На особой вешалке, какими пользуются англичане, были аккуратно развешаны домашняя бархатная куртка гранатового цвета, рубашка и носки; к вешалке снизу был прикреплен маленький ящик для старых туфель, которые он носил дома; по утрам горничная все это убирала.
Сквозь полуотворенную дверь он услышал, как Изабелла положила колье на туалетный столик.
Она была у себя в комнате, и Оливье, набравшись смелости, решился наконец задать ей вопрос, который не шел у него из головы в течение всего вечера.
– Стало быть, вы его сегодня видели? – спросил он, немного повысив голос и стараясь, чтобы вопрос звучал как можно естественнее.
– Да, видела, – ответила Изабелла, сидевшая за туалетным столиком.
Наступило короткое молчание, затем Оливье сказал:
– Я думаю, вас это взволновало.
– О нет, нисколько, – ответила она. – Ведь свидание было, собственно, деловое… из-за книги… И потом, хоть у меня и нет оснований на него сердиться… но я вас уверяю…
Он услышал, как она пересекла комнату и, продолжая говорить, приблизилась к двери.
– Можете войти, я уже заканчиваю, – сказал он.
Она толкнула створку двери.
– …нет, уверяю вас, Оливье, – продолжала она, – встреча не доставила мне никакого удовольствия. Ведь все уже в прошлом… И очень жаль, если у вас возникла хоть тень сомнения…
Машинально она стала раздеваться. И вновь перед ее мысленным взором возникла фигура Симона, легонько подталкивающего ее к дверям; она чувствовала его руку у себя на плече, и у нее защемило сердце.
– Как я могу вас в чем-либо подозревать? – сказал Оливье, продолжая приглаживать волосы и стараясь сохранить спокойствие. – У меня нет для этого ни права, ни основания… Скорее уж вы можете сердиться на меня. Я прекрасно понимаю, что наш брак утратил всякий смысл; я невольно порчу вам жизнь. Снова повторяю: постараюсь не слишком долго стоять у вас на пути… Но что же делать – как это ни печально, а я все же чувствую себя хорошо.
Он обернулся. Она стояла совершенно голая.
– О, простите! – воскликнул он, краснея.
И торопливо повернулся лицом к стене.
– Что вы, что вы, это я виновата, – невольно рассмеявшись, сказала Изабелла. – Я увлеклась разговором и не обратила внимания… И потом, говоря по правде, какое это имеет значение для наших отношений, Оливье?..
Она надела ночную рубашку.
– Я только одного хочу, – продолжала она, – чтобы вы никогда больше не повторяли тех глупостей, какие я только что слышала. Мне это больно…
Оливье с благодарностью посмотрел на нее.
– Вы хотите утешить меня… А может быть, я и в самом деле не очень вам в тягость? – спросил он.

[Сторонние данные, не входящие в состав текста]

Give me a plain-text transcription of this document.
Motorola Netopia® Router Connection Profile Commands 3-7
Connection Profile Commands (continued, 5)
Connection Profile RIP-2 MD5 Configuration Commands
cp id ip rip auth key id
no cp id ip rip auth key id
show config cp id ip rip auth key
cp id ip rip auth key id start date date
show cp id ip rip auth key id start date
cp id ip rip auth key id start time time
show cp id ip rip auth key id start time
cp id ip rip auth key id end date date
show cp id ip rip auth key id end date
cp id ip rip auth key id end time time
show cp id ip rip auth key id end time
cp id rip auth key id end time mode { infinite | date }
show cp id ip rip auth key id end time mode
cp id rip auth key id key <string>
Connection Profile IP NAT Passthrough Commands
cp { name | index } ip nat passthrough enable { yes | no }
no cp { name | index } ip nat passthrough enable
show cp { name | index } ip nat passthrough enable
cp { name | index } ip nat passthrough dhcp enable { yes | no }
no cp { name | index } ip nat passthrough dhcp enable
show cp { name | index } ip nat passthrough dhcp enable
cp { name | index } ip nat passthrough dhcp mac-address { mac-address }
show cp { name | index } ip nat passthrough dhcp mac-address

Оливье был такой опрятный и холеный, от него приятно пахло туалетной водой и зубным эликсиром; взгляд у него был нежный, а лицом, что бы ни говорили, он все-таки походил на Орлеанов. Изабелла уже так привыкла к нему, ее трогала постоянно проявляемая им предупредительность.
– Знаете, Оливье, я вас очень люблю! – призналась она. И, быть может, оттого, что в тот день Изабелла испытала горькое разочарование, она подошла к мужу и поцеловала его в губы.
– Дорогая! Моя дорогая! – сказал он, побагровев от радостного смущения. – Вы, верно, поступаете так просто из жалости, но мне теперь не до всех этих тонкостей. Вы делаете мне большой подарок.
Изабелла положила голову на плечо Оливье. Ей так хотелось на кого-нибудь опереться. Муж нежно обнял ее. Он чувствовал, как она тесно прижалась к нему чересчур мягкой грудью; его руки скользнули вдоль ее тела, тела женщины, прожившей на свете вдвое меньше, чем он.
Внезапно он отодвинулся.
– О, простите, – сказал он снова. – Что вы подумаете обо мне?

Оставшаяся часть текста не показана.